Collegiate Girls’ High School became involved with the SPAR Wheelchair Wednesday campaign for the first time yesterday when a number of schoolgirls experienced what people with disabilities face on a daily basis.
The campaign, organised by the Association for Persons with Physical Disabilities, is being held in Nelson Mandela Bay for the seventh year, with volunteers spending four hours in a wheelchair undergoing a number of tasks.
The objectives are to raise awareness about the difficulties those with disabilities face and to generate funds to buy wheelchairs for those in need.
For the first time a school came on board when members of Collegiate’s Interact Society, under the guidance of teacher Carla Grobler, volunteered to spend time in a wheelchair.
SPAR Eastern Cape sponsorship and events manager, Alan Stapleton, welcomed the initiative from the school.
“Hopefully, it’s the start of a new dawn of rolling out Wheelchair Wednesday among the schools of Nelson Mandela Bay,” he said.
“This is a chance to open the eyes of our younger members of society to illustrate the difficulties disabled people face. The earlier we can educate them about the challenges, the better for all.”
Grobler said the Interact Society, under President Jancke Blume, had embraced the challenge, as it has done with many community projects throughout the year.
“This is a chance for the girls to become aware of the issues at stake and to give back to the community,” she said.
“In addition, for some of the girls it’s an opportunity to experience in real time the problems people with disabilities face on a daily basis.”
Blume took the role of assistant yesterday to school peer, Mbali Titi, who bravely became the wheelchair volunteer.
It turned out to be an enlightening experience for all concerned.
Titi said the assignment gave her first-hand experience of how many daily tasks she takes for granted are not easy for those in wheelchairs.
“It was really good to be taken out of my comfort zone and to experience what people with disabilities face,” she said.
“I was immediately aware of how things which are simple for me are much more difficult for people in wheelchairs.
“It has also made me realise that there are some places people can’t access because of their disabilities.”
She added that there were a number of uncomfortable situations that she had had to confront.
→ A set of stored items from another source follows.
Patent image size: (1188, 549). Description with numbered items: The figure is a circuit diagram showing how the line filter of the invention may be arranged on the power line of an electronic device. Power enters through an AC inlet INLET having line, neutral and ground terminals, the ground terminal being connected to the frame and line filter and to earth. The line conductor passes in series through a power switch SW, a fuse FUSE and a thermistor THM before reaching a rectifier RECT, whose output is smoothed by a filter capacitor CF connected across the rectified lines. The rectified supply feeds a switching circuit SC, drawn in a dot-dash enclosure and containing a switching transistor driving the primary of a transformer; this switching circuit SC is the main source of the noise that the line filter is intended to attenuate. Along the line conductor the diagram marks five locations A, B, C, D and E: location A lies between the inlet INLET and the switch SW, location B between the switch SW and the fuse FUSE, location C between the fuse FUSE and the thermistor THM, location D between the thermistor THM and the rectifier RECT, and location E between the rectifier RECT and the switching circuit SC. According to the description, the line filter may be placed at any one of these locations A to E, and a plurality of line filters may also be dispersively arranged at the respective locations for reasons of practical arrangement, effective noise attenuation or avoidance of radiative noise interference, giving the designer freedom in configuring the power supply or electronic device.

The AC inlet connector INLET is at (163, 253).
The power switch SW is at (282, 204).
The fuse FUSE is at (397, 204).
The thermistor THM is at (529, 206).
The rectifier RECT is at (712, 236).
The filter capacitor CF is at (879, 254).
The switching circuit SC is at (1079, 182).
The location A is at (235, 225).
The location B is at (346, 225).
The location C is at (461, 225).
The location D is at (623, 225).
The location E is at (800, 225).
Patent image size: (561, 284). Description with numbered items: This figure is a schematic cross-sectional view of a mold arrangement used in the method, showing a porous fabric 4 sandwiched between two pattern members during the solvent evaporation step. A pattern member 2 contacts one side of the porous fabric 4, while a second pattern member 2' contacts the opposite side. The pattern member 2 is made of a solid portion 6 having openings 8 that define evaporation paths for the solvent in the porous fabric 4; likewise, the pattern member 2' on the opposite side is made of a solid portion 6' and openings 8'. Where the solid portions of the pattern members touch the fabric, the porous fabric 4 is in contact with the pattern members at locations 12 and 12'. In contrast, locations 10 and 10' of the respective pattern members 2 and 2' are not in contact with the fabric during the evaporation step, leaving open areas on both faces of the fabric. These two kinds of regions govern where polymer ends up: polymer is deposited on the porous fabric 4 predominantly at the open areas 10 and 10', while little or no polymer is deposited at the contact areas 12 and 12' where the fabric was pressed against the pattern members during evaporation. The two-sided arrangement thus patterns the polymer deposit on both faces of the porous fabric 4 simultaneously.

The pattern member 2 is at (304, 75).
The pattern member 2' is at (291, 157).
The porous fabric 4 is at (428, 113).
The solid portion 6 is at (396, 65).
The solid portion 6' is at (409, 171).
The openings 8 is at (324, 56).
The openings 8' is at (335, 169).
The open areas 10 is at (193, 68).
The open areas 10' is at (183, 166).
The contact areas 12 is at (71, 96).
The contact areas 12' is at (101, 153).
“For example, the stares and looks I received from some people, as well as routine acts such as getting a product from a high shelf and getting in and out of a car.
“Also, I had to plan ahead as to which coffee shop I would go to, because certain coffee shops or centres that they are in are not wheelchair-friendly.”
Besides those low points, Titi said it had been extremely worthwhile to be part of something which had such a big impact.
“It really was good to be among a group of volunteers who were doing something positive to raise awareness of what people with disabilities face. So that was an overall highlight for me.”
The Interact Society has raised R5 500 to buy a wheelchair which will be donated to APD when the annual handover function is held on September 26.